Zuansi Cai has been successful in winning internal funding for the following two projects:
- Machine learning for forecasting electricity generation from a solar PV farm
(PI: Zuansi Cai, C0-I: Simon Power (SoC), Scientific adviser: Prof. Tariq Muneer)
The overall aim of proposed study is to develop a machine learning based solar power forecast model which could improve PV forecasting accuracy. We believe the research will produce the tangible outcomes including high-impact journal publications, software for solar power forecast and a fellow-up EPSRC grant.

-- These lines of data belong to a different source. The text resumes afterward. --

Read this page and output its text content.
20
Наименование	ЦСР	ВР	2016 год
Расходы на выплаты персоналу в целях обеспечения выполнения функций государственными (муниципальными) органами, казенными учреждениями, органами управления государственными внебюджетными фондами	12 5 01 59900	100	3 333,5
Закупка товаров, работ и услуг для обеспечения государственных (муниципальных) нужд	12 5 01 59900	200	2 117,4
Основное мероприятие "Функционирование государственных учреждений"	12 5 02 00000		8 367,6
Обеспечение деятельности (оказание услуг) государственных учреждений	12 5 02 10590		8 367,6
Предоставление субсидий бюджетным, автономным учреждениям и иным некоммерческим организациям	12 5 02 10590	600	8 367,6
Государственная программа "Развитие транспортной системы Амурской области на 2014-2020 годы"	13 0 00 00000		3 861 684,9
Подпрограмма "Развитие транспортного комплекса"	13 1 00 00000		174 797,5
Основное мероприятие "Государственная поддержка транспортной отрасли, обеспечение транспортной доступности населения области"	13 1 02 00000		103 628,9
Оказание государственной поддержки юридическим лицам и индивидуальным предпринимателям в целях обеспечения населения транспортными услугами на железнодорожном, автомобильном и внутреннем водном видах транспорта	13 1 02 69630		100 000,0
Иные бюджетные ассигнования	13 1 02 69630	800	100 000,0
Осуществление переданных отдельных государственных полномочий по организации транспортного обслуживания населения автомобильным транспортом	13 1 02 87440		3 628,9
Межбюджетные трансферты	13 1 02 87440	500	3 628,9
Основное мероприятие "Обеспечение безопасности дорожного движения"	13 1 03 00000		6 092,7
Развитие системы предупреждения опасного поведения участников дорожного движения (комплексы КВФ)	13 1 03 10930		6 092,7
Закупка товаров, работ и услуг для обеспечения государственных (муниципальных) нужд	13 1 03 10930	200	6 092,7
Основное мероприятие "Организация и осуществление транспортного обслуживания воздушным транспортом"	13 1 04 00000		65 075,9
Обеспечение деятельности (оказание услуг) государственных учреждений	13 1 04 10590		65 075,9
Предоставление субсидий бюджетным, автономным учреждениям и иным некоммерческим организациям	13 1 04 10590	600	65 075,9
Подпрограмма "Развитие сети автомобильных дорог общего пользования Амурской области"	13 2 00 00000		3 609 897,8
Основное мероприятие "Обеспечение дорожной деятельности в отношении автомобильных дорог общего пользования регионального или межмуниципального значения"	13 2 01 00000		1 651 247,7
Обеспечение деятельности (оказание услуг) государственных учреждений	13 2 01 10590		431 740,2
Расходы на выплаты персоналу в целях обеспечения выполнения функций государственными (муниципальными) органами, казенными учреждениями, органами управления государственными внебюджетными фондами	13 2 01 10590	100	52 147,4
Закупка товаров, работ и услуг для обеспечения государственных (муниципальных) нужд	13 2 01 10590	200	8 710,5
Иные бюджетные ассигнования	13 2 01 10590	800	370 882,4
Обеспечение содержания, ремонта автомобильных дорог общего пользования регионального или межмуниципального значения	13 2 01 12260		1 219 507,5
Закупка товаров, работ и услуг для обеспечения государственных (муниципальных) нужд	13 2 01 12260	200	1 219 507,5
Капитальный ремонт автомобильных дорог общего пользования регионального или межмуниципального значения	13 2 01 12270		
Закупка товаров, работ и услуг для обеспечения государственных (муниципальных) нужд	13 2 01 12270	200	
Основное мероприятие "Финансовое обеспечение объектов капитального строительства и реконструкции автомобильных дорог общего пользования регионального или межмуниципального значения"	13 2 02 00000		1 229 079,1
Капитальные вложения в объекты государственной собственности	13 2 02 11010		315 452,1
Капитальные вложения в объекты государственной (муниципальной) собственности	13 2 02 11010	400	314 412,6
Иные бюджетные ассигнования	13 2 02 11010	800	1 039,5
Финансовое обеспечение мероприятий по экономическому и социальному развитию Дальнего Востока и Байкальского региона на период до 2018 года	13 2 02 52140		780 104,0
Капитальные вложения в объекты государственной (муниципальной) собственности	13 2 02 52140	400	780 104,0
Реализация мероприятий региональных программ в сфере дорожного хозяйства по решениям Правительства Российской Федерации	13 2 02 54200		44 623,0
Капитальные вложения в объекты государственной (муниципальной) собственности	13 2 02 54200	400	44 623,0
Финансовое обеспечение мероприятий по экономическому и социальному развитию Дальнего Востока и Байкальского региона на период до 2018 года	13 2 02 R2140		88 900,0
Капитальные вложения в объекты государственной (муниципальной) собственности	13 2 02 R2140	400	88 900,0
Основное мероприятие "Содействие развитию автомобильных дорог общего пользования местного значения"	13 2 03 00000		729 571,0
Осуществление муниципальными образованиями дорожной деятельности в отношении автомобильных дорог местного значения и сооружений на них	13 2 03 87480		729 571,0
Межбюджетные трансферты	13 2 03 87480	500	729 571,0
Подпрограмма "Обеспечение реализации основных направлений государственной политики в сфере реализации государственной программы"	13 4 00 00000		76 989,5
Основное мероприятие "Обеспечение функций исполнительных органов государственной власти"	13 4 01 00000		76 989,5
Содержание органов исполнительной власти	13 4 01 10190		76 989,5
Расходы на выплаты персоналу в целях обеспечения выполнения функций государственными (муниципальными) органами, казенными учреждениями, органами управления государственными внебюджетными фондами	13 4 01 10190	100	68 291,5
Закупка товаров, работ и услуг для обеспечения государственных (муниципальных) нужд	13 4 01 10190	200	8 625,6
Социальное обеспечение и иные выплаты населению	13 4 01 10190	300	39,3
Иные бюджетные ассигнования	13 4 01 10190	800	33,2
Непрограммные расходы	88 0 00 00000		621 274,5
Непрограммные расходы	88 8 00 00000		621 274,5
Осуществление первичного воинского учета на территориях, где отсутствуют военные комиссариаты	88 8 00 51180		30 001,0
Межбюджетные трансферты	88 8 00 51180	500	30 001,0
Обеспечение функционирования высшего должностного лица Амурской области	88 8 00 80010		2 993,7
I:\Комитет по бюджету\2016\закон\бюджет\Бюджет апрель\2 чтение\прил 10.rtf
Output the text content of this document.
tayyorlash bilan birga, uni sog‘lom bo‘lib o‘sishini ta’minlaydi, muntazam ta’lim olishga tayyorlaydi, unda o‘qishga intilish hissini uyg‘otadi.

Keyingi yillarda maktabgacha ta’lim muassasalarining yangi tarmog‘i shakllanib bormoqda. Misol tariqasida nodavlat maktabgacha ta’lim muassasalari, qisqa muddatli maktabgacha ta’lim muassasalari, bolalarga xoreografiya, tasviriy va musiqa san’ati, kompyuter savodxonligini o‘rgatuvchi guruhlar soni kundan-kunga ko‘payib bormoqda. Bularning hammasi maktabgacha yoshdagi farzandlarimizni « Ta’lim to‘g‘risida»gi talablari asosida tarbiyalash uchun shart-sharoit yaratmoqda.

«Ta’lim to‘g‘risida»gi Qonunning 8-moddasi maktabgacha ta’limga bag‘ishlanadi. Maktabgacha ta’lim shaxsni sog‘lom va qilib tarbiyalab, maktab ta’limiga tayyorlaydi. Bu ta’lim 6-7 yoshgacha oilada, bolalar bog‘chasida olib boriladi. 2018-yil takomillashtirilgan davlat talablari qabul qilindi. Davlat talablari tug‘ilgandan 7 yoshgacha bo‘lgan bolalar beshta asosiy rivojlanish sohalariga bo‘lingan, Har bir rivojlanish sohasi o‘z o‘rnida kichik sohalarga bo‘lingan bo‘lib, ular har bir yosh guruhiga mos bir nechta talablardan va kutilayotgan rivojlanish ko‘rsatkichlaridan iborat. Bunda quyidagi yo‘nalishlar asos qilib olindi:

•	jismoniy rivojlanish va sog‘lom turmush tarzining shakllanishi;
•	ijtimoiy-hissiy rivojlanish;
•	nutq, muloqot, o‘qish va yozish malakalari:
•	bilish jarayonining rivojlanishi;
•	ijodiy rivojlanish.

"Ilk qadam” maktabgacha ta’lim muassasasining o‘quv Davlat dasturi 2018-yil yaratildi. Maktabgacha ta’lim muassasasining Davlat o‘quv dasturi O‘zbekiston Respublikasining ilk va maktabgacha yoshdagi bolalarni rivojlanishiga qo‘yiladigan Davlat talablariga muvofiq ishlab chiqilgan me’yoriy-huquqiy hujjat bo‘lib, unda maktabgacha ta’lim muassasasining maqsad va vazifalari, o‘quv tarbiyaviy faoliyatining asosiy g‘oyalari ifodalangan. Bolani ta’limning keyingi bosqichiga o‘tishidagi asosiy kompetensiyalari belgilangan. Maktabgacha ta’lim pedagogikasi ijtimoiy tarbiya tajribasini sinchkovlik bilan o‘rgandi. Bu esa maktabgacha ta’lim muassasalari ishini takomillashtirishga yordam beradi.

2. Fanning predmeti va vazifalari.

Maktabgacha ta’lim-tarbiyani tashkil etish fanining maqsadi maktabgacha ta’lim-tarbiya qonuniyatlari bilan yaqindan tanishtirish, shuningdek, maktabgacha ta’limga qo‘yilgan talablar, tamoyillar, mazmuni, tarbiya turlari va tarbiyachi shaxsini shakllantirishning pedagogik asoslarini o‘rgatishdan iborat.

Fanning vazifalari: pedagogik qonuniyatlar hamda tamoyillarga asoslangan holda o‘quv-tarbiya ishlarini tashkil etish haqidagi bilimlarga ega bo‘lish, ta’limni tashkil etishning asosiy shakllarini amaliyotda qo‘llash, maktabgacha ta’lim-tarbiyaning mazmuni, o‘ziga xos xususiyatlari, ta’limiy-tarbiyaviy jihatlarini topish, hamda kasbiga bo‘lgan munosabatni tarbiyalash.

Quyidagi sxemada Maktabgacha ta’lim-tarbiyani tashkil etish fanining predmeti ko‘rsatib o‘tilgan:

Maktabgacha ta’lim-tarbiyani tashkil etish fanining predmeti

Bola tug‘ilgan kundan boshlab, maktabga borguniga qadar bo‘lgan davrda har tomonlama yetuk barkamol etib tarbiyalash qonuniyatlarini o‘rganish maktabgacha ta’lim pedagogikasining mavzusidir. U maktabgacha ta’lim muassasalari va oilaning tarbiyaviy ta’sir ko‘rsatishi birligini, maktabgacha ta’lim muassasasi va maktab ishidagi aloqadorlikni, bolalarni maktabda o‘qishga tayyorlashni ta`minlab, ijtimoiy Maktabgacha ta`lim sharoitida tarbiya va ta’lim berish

The continued growth of the UK intermittent solar energy capacity, combined with the UK unpredictable weather, also created operability challenges for the National Grid, particularly in the summer months. This is because of increased supply and demand variability caused by the low demand and high levels of renewable generation. For example, the all-time peak generation from PV solar in the UK was recorded to 9.4 GW (equivalent one third of the total demand) on 26 May 2017 at 12:30, while the peak generation on the next day (27 May 2017) was only 5.5 GW (equivalent to one fifth of total demand) at 11:30. To balance supply and demand of the UK electricity system, the National Grid has to take more actions to curtail renewable generation. This costs the UK electricity users £110 million in 2017.
2. Artificial Intelligence For Smoothing Energy Consumption In A University Microgrid
(PI: Simon Power (SoC), Co-I: Zuansi Cai)
Climate change and the depletion of fossil fuels mean that there is an urgent need to both reduce energy consumption and to switch to renewable forms of energy generation. Both of these challenges are being addressed by the development of microgrids – local networks of Distributed Energy Resources (e.g. wind turbines and solar panels) and consumption elements (e.g. heating and lighting elements) that are owned and controlled by local users rather than by the national grid. A microgrid might be a number of households working together in a community energy system, a company, or a university campus. While these microgrids will connect to the national grid, e.g. to draw energy from it in times of local supply shortage, they can also operate as independent “islands” of generation and consumption.